DEPARTMENT FOR INTERNATIONAL DEVELOPMENT: AID TO MALAWI - Public Accounts Committee Contents


Examination of Witnesses (Question Numbers 140-143)

DEPARTMENT FOR INTERNATIONAL DEVELOPMENT

30 NOVEMBER 2009

  Q140  Chairman: Just imagine if our NAO only audited 80% of our government expenditure. It would be an international scandal.

  Dr Shafik: But this is a country whose total expenditure per capita is £80 per person and the UK's is £11,000 per person. We are talking about a slightly different scale and stage of development.

  Q141  Chairman: What progress are you making to try and improve governance through the Malawian NAO? Is there a Committee of Public Accounts? Is it effective? What does it do?

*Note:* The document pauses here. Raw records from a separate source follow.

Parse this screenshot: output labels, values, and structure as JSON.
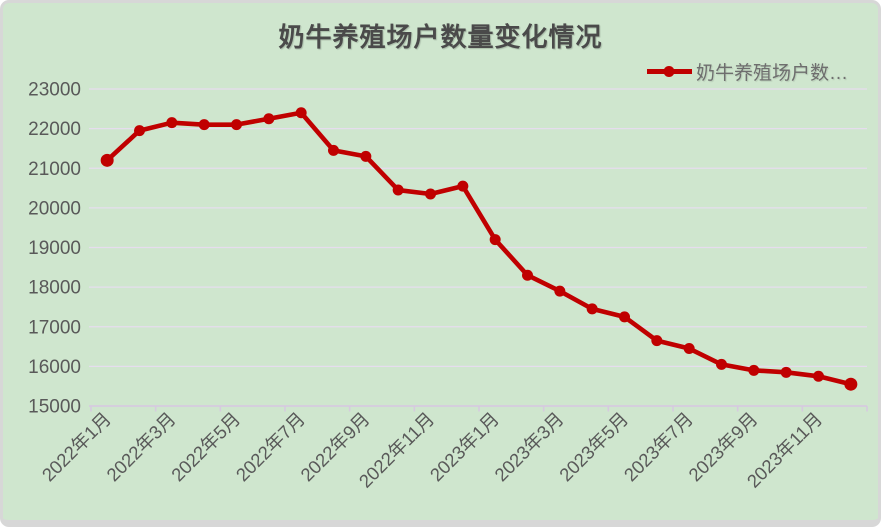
{
  "chart_data": {
    "type": "line",
    "title": "奶牛养殖场户数量变化情况",
    "legend_position": "top-right",
    "grid": true,
    "ylim": [
      15000,
      23000
    ],
    "y_step": 1000,
    "y_tick_labels": [
      "15000",
      "16000",
      "17000",
      "18000",
      "19000",
      "20000",
      "21000",
      "22000",
      "23000"
    ],
    "categories": [
      "2022年1月",
      "2022年2月",
      "2022年3月",
      "2022年4月",
      "2022年5月",
      "2022年6月",
      "2022年7月",
      "2022年8月",
      "2022年9月",
      "2022年10月",
      "2022年11月",
      "2022年12月",
      "2023年1月",
      "2023年2月",
      "2023年3月",
      "2023年4月",
      "2023年5月",
      "2023年6月",
      "2023年7月",
      "2023年8月",
      "2023年9月",
      "2023年10月",
      "2023年11月",
      "2023年12月"
    ],
    "x_tick_labels": [
      "2022年1月",
      "2022年3月",
      "2022年5月",
      "2022年7月",
      "2022年9月",
      "2022年11月",
      "2023年1月",
      "2023年3月",
      "2023年5月",
      "2023年7月",
      "2023年9月",
      "2023年11月"
    ],
    "series": [
      {
        "name": "奶牛养殖场户数…",
        "color": "#c00000",
        "values": [
          21200,
          21950,
          22150,
          22100,
          22100,
          22250,
          22400,
          21450,
          21300,
          20450,
          20350,
          20550,
          19200,
          18300,
          17900,
          17450,
          17250,
          16650,
          16450,
          16050,
          15900,
          15850,
          15750,
          15550
        ]
      }
    ],
    "style": {
      "background_color": "#cfe6ce",
      "grid_color": "#e6ddee",
      "axis_color": "#d6cadf",
      "text_color": "#595959",
      "title_color": "#4a4a4a",
      "legend_text_color": "#6e6e6e"
    }
  }
}
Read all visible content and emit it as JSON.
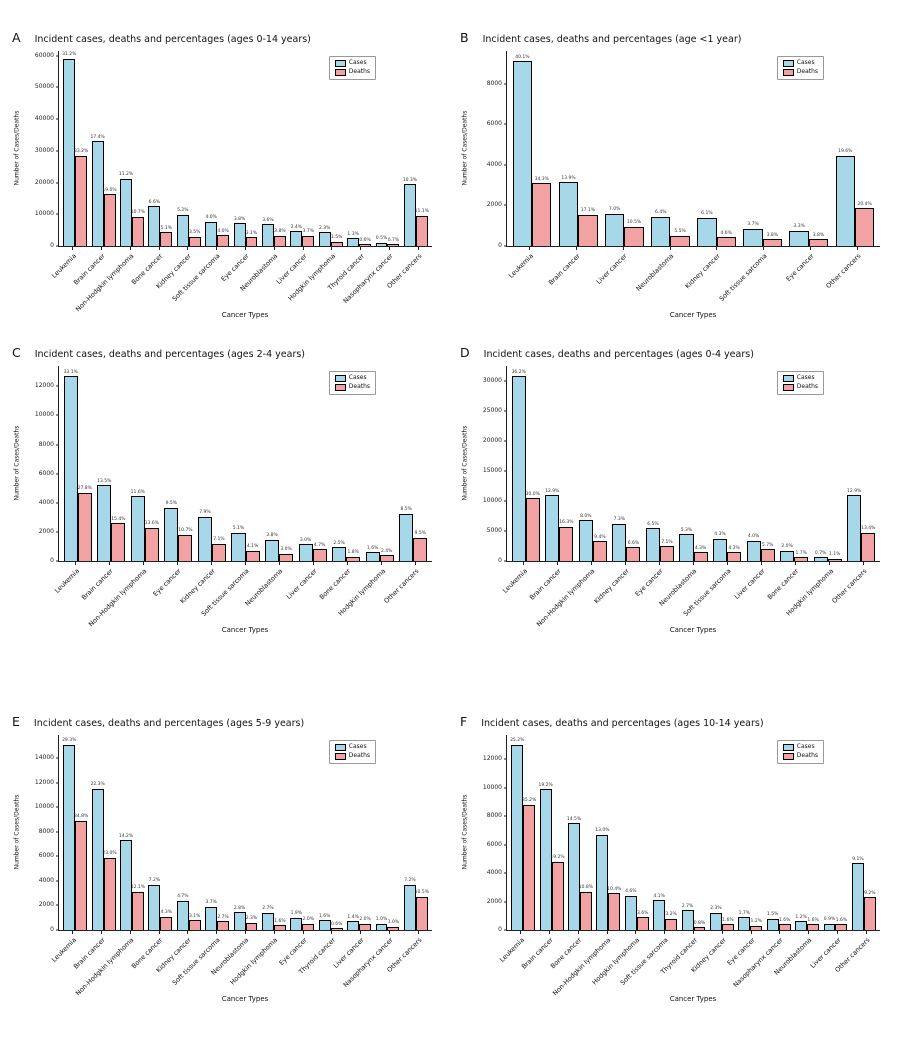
{
  "legend": {
    "cases_label": "Cases",
    "deaths_label": "Deaths"
  },
  "colors": {
    "cases": "#a6d8ea",
    "deaths": "#f2a2a2",
    "edge": "#000000"
  },
  "chart_data": [
    {
      "type": "bar",
      "panel": "A",
      "title": "Incident cases, deaths and percentages (ages 0-14 years)",
      "xlabel": "Cancer Types",
      "ylabel": "Number of Cases/Deaths",
      "ymax": 61500,
      "yticks": [
        0,
        10000,
        20000,
        30000,
        40000,
        50000,
        60000
      ],
      "legend_position": "upper right",
      "grid": false,
      "categories": [
        "Leukemia",
        "Brain cancer",
        "Non-Hodgkin lymphoma",
        "Bone cancer",
        "Kidney cancer",
        "Soft tissue sarcoma",
        "Eye cancer",
        "Neuroblastoma",
        "Liver cancer",
        "Hodgkin lymphoma",
        "Thyroid cancer",
        "Nasopharynx cancer",
        "Other cancers"
      ],
      "series": [
        {
          "name": "Cases",
          "values": [
            59000,
            33000,
            21200,
            12500,
            9800,
            7600,
            7200,
            6800,
            4600,
            4400,
            2500,
            1000,
            19500
          ],
          "labels": [
            "31.2%",
            "17.4%",
            "11.2%",
            "6.6%",
            "5.2%",
            "4.0%",
            "3.8%",
            "3.6%",
            "2.4%",
            "2.3%",
            "1.3%",
            "0.5%",
            "10.3%"
          ]
        },
        {
          "name": "Deaths",
          "values": [
            28500,
            16300,
            9200,
            4400,
            3000,
            3400,
            2700,
            3300,
            3200,
            1300,
            500,
            600,
            9500
          ],
          "labels": [
            "33.2%",
            "19.0%",
            "10.7%",
            "5.1%",
            "3.5%",
            "4.0%",
            "3.1%",
            "3.8%",
            "3.7%",
            "1.5%",
            "0.6%",
            "0.7%",
            "11.1%"
          ]
        }
      ]
    },
    {
      "type": "bar",
      "panel": "B",
      "title": "Incident cases, deaths and percentages (age <1 year)",
      "xlabel": "Cancer Types",
      "ylabel": "Number of Cases/Deaths",
      "ymax": 9600,
      "yticks": [
        0,
        2000,
        4000,
        6000,
        8000
      ],
      "legend_position": "upper right",
      "grid": false,
      "categories": [
        "Leukemia",
        "Brain cancer",
        "Liver cancer",
        "Neuroblastoma",
        "Kidney cancer",
        "Soft tissue sarcoma",
        "Eye cancer",
        "Other cancers"
      ],
      "series": [
        {
          "name": "Cases",
          "values": [
            9100,
            3150,
            1600,
            1450,
            1400,
            850,
            750,
            4450
          ],
          "labels": [
            "40.1%",
            "13.9%",
            "7.0%",
            "6.4%",
            "6.1%",
            "3.7%",
            "3.3%",
            "19.6%"
          ]
        },
        {
          "name": "Deaths",
          "values": [
            3100,
            1550,
            950,
            500,
            420,
            340,
            340,
            1850
          ],
          "labels": [
            "34.3%",
            "17.1%",
            "10.5%",
            "5.5%",
            "4.6%",
            "3.8%",
            "3.8%",
            "20.4%"
          ]
        }
      ]
    },
    {
      "type": "bar",
      "panel": "C",
      "title": "Incident cases, deaths and percentages (ages 2-4 years)",
      "xlabel": "Cancer Types",
      "ylabel": "Number of Cases/Deaths",
      "ymax": 13400,
      "yticks": [
        0,
        2000,
        4000,
        6000,
        8000,
        10000,
        12000
      ],
      "legend_position": "upper right",
      "grid": false,
      "categories": [
        "Leukemia",
        "Brain cancer",
        "Non-Hodgkin lymphoma",
        "Eye cancer",
        "Kidney cancer",
        "Soft tissue sarcoma",
        "Neuroblastoma",
        "Liver cancer",
        "Bone cancer",
        "Hodgkin lymphoma",
        "Other cancers"
      ],
      "series": [
        {
          "name": "Cases",
          "values": [
            12700,
            5200,
            4450,
            3650,
            3050,
            1950,
            1450,
            1150,
            950,
            600,
            3250
          ],
          "labels": [
            "33.1%",
            "13.5%",
            "11.6%",
            "9.5%",
            "7.9%",
            "5.1%",
            "3.8%",
            "3.0%",
            "2.5%",
            "1.6%",
            "8.5%"
          ]
        },
        {
          "name": "Deaths",
          "values": [
            4700,
            2600,
            2300,
            1800,
            1200,
            700,
            500,
            800,
            300,
            400,
            1600
          ],
          "labels": [
            "27.8%",
            "15.4%",
            "13.6%",
            "10.7%",
            "7.1%",
            "4.1%",
            "3.0%",
            "4.7%",
            "1.8%",
            "2.4%",
            "9.5%"
          ]
        }
      ]
    },
    {
      "type": "bar",
      "panel": "D",
      "title": "Incident cases, deaths and percentages (ages 0-4 years)",
      "xlabel": "Cancer Types",
      "ylabel": "Number of Cases/Deaths",
      "ymax": 32500,
      "yticks": [
        0,
        5000,
        10000,
        15000,
        20000,
        25000,
        30000
      ],
      "legend_position": "upper right",
      "grid": false,
      "categories": [
        "Leukemia",
        "Brain cancer",
        "Non-Hodgkin lymphoma",
        "Kidney cancer",
        "Eye cancer",
        "Neuroblastoma",
        "Soft tissue sarcoma",
        "Liver cancer",
        "Bone cancer",
        "Hodgkin lymphoma",
        "Other cancers"
      ],
      "series": [
        {
          "name": "Cases",
          "values": [
            30800,
            11000,
            6800,
            6200,
            5500,
            4500,
            3700,
            3400,
            1700,
            600,
            11000
          ],
          "labels": [
            "36.2%",
            "12.9%",
            "8.0%",
            "7.3%",
            "6.5%",
            "5.3%",
            "4.3%",
            "4.0%",
            "2.0%",
            "0.7%",
            "12.9%"
          ]
        },
        {
          "name": "Deaths",
          "values": [
            10500,
            5700,
            3300,
            2300,
            2500,
            1500,
            1500,
            2000,
            600,
            400,
            4700
          ],
          "labels": [
            "30.0%",
            "16.3%",
            "9.4%",
            "6.6%",
            "7.1%",
            "4.3%",
            "4.3%",
            "5.7%",
            "1.7%",
            "1.1%",
            "13.4%"
          ]
        }
      ]
    },
    {
      "type": "bar",
      "panel": "E",
      "title": "Incident cases, deaths and percentages (ages 5-9 years)",
      "xlabel": "Cancer Types",
      "ylabel": "Number of Cases/Deaths",
      "ymax": 15900,
      "yticks": [
        0,
        2000,
        4000,
        6000,
        8000,
        10000,
        12000,
        14000
      ],
      "legend_position": "upper right",
      "grid": false,
      "categories": [
        "Leukemia",
        "Brain cancer",
        "Non-Hodgkin lymphoma",
        "Bone cancer",
        "Kidney cancer",
        "Soft tissue sarcoma",
        "Neuroblastoma",
        "Hodgkin lymphoma",
        "Eye cancer",
        "Thyroid cancer",
        "Liver cancer",
        "Nasopharynx cancer",
        "Other cancers"
      ],
      "series": [
        {
          "name": "Cases",
          "values": [
            15100,
            11500,
            7300,
            3700,
            2400,
            1900,
            1450,
            1400,
            1000,
            800,
            700,
            500,
            3700
          ],
          "labels": [
            "29.3%",
            "22.3%",
            "14.2%",
            "7.2%",
            "4.7%",
            "3.7%",
            "2.8%",
            "2.7%",
            "1.9%",
            "1.6%",
            "1.4%",
            "1.0%",
            "7.2%"
          ]
        },
        {
          "name": "Deaths",
          "values": [
            8900,
            5900,
            3100,
            1100,
            800,
            700,
            600,
            400,
            500,
            150,
            500,
            250,
            2700
          ],
          "labels": [
            "34.8%",
            "23.0%",
            "12.1%",
            "4.3%",
            "3.1%",
            "2.7%",
            "2.3%",
            "1.6%",
            "2.0%",
            "0.6%",
            "2.0%",
            "1.0%",
            "10.5%"
          ]
        }
      ]
    },
    {
      "type": "bar",
      "panel": "F",
      "title": "Incident cases, deaths and percentages (ages 10-14 years)",
      "xlabel": "Cancer Types",
      "ylabel": "Number of Cases/Deaths",
      "ymax": 13700,
      "yticks": [
        0,
        2000,
        4000,
        6000,
        8000,
        10000,
        12000
      ],
      "legend_position": "upper right",
      "grid": false,
      "categories": [
        "Leukemia",
        "Brain cancer",
        "Bone cancer",
        "Non-Hodgkin lymphoma",
        "Hodgkin lymphoma",
        "Soft tissue sarcoma",
        "Thyroid cancer",
        "Kidney cancer",
        "Eye cancer",
        "Nasopharynx cancer",
        "Neuroblastoma",
        "Liver cancer",
        "Other cancers"
      ],
      "series": [
        {
          "name": "Cases",
          "values": [
            13000,
            9900,
            7500,
            6700,
            2400,
            2100,
            1400,
            1200,
            900,
            800,
            600,
            450,
            4700
          ],
          "labels": [
            "25.2%",
            "19.2%",
            "14.5%",
            "13.0%",
            "4.6%",
            "4.1%",
            "2.7%",
            "2.3%",
            "1.7%",
            "1.5%",
            "1.2%",
            "0.9%",
            "9.1%"
          ]
        },
        {
          "name": "Deaths",
          "values": [
            8800,
            4800,
            2700,
            2600,
            900,
            800,
            200,
            400,
            300,
            400,
            400,
            400,
            2300
          ],
          "labels": [
            "35.2%",
            "19.2%",
            "10.8%",
            "10.4%",
            "3.6%",
            "3.2%",
            "0.8%",
            "1.6%",
            "1.2%",
            "1.6%",
            "1.6%",
            "1.6%",
            "9.2%"
          ]
        }
      ]
    }
  ]
}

  Mr Sharpe: They have just audited and carried out parliamentary scrutiny of their accounts for the last three years which had lagged behind. I think the important thing that is going on at the moment is this work that we are doing to strengthen them in doing audits at district level, which is what we are particularly contributing to supporting at the moment.

  Ms Hines: What we are doing is because the National Audit Office, like a lot of other parts of government, suffers from capacity constraints, as DFID we are enabling them to use private sector auditors within Malawi to clear the backlog of audits of all the district assemblies. They will be done by the middle of next year, 2010. I should also point out that when we have any concerns at all about any project or programme we are funding, if we are not satisfied with the audits produced by government, we then pull in an independent audit. We have done that on several occasions in the past and then we have somebody like Deloittes or PWC who are operating in Malawi to do an independent audit for us if we are at all concerned.

  Q142  Chairman: Within the political process in Malawi what happens to the work of the NAO? Is there a Committee of Public Accounts equivalent? That is what I asked you and how effective is it?

  Ms Hines: There is and it is called the PAC and they are one of the people who participated most recently in the budget support review because we are trying to get them much more involved.

  Q143  Chairman: How effective are they?

  Dr Shafik: I can tell you that the permanent secretaries in Malawi complain no end to me about it, if that is a measure of effectiveness!

  Ms Hines: The audits done by the National Audit Office will now go straight to Parliament. They have recently changed the rules so they will go straight to Parliament rather than through government. Government in the past used to put their own response on top of the audit report before it went to Parliament. Now to avoid any concern about government interfering with the audits they are going to go straight to Parliament and the government will provide its own letter separately.

  Chairman: Thank you. That concludes our hearing. Clearly this is one of the poorest countries in the world. An estimated 40% of the population remain below the national poverty line. That is the equivalent of 23 pence a day. Clearly, we congratulate DFID in the sense that some good things are happening in terms of health for citizens, reducing poverty, increasing harvests and reducing hunger. Unfortunately, it is not possible to say with any accuracy how much of this good progress is directly down to your help. I think this is an inherent difficulty in budget support measures or an inherent difficulty where funds are channelled through central and local government systems. I would like the Treasury to keep a particularly close eye on this in terms of value for money. What is also unsatisfactory is that the Department's own measures of whether their programmes are delivering value for money are weak. Despite the Department, you yourselves, setting your own targets for programmes with a deadline of June 2008, some two-fifths were still not achieved in time. Having said all that, we do commend you on the useful work that you are doing. Thank you, Dr Shafik.